Subsequent consultations with the present and former chancellors, as well as the House Parliamentarian, have determined "that it is my 'duty … to present the matter to the House of Bishops' regardless of whether the bishop in question has been inhibited," the Presiding Bishop said.

"General Convention in enacting this canon did not intend to give the three senior bishops a 'veto' over the House's right to determine whether or not a bishop who has been certified by the Review Committee as having abandoned the Communion of this Church should be deposed. Rather, that decision is intended to be made by the House," she said.

Jefferts Schori also said the decision will be made by "a majority of all the bishops who are at the meeting at which the vote must be taken and who are entitled to vote."

Ambiguities "in the canon should be resolved in favor of making this important provision work effectively," she said, adding that "the discipline of the Church should not be stymied because a majority or nearly a majority of voting bishops are no longer in active episcopal positions in the Church and their attendance at meetings is hampered by age, health, economics, or interest in other legitimate pursuits."

Duncan: proper forum is a church trial

Duncan also referenced an August 24 letter he sent to TEC bishops in which he objected to speaking and writing "in support of an action not yet taken. Moreover, the action, when taken, will be the Convention's action, not mine. Only after clergy and people act, will I act," he wrote.

He also asserted that his March 14 letter to the Presiding Bishop "remains an accurate and true statement of my continuing submission to the ordination vows I took within" TEC.
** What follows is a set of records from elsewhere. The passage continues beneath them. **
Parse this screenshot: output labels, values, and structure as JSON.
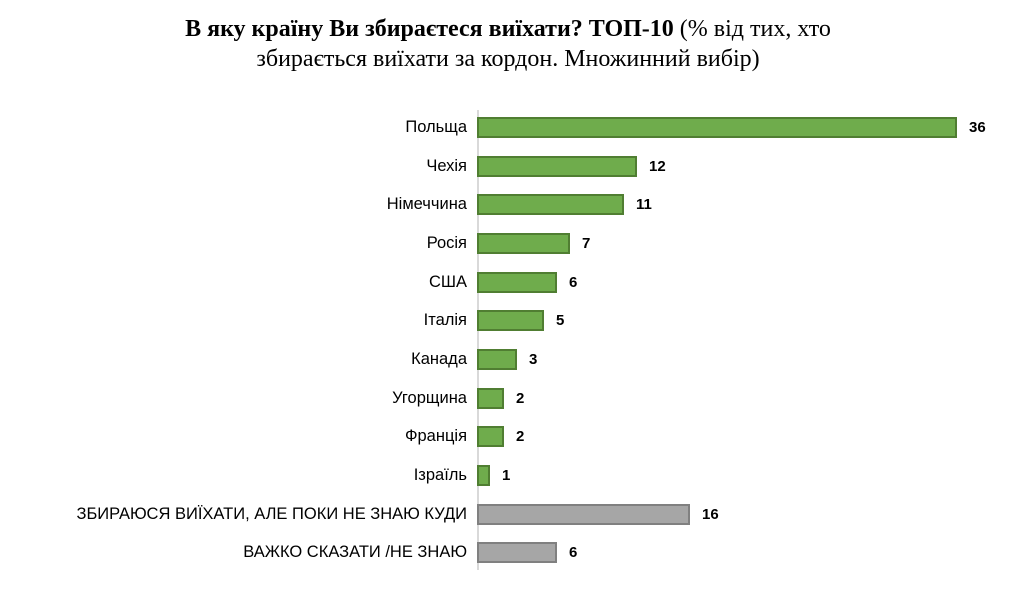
{
  "chart_data": {
    "type": "bar",
    "orientation": "horizontal",
    "title": {
      "line1_bold": "В яку країну Ви збираєтеся виїхати? ТОП-10",
      "line1_regular": " (% від тих, хто",
      "line2": "збирається виїхати за кордон. Множинний вибір)",
      "full": "В яку країну Ви збираєтеся виїхати? ТОП-10 (% від тих, хто збирається виїхати за кордон. Множинний вибір)"
    },
    "xlabel": "",
    "ylabel": "",
    "xlim": [
      0,
      36
    ],
    "grid": false,
    "legend": "none",
    "value_labels": "bold, right of bar end",
    "categories": [
      "Польща",
      "Чехія",
      "Німеччина",
      "Росія",
      "США",
      "Італія",
      "Канада",
      "Угорщина",
      "Франція",
      "Ізраїль",
      "ЗБИРАЮСЯ ВИЇХАТИ, АЛЕ ПОКИ НЕ ЗНАЮ КУДИ",
      "ВАЖКО СКАЗАТИ /НЕ ЗНАЮ"
    ],
    "values": [
      36,
      12,
      11,
      7,
      6,
      5,
      3,
      2,
      2,
      1,
      16,
      6
    ],
    "items": [
      {
        "label": "Польща",
        "value": 36,
        "group": "country"
      },
      {
        "label": "Чехія",
        "value": 12,
        "group": "country"
      },
      {
        "label": "Німеччина",
        "value": 11,
        "group": "country"
      },
      {
        "label": "Росія",
        "value": 7,
        "group": "country"
      },
      {
        "label": "США",
        "value": 6,
        "group": "country"
      },
      {
        "label": "Італія",
        "value": 5,
        "group": "country"
      },
      {
        "label": "Канада",
        "value": 3,
        "group": "country"
      },
      {
        "label": "Угорщина",
        "value": 2,
        "group": "country"
      },
      {
        "label": "Франція",
        "value": 2,
        "group": "country"
      },
      {
        "label": "Ізраїль",
        "value": 1,
        "group": "country"
      },
      {
        "label": "ЗБИРАЮСЯ ВИЇХАТИ, АЛЕ ПОКИ НЕ ЗНАЮ КУДИ",
        "value": 16,
        "group": "other"
      },
      {
        "label": "ВАЖКО СКАЗАТИ /НЕ ЗНАЮ",
        "value": 6,
        "group": "other"
      }
    ],
    "colors": {
      "country_fill": "#6FAC4C",
      "country_border": "#507E32",
      "other_fill": "#A6A6A6",
      "other_border": "#808080",
      "axis_line": "#D9D9D9",
      "text": "#000000"
    }
  }
}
The proper forum "to determine whether I have violated constitution or canons would be a church trial, as I am a Bishop of this Church," he contended. He characterized the Title IV Review Committee's acceptance of charges brought against him by "local opponents" in his diocese as short-circuiting the process and as further evidence of "the moral abyss into which our beloved Church has descended."

On July 10, Calvary Church in Pittsburgh asked a court to appoint a monitor to inventory and oversee property held or administered by the diocese. The church petition contended that Duncan had created a new corporation called "the Episcopal Diocese of Pittsburgh" and had diverted an estimated $750,000 from diocesan coffers to pay for legal expenses anticipated over the proposed realignment.

Delegates to the Pittsburgh convention will also be asked to consider a resolution that would give parishes two or more years to make their by-laws reflect a realignment with the Southern Cone. Still another proposed resolution stipulates that, although the convention would adopt the constitution and canons of TEC as advisory policies they would not suggest TEC has any authority over the diocese or its clergy or congregations.

Duncan had called for the convention to be held a month earlier than its traditional meeting time, because of concern that he might be deposed at the September House of Bishops meeting.

The Diocese of Pittsburgh represents about 20,000 Episcopalians and about 72 developing church plants and congregations, about half of which are located in Allegheny County.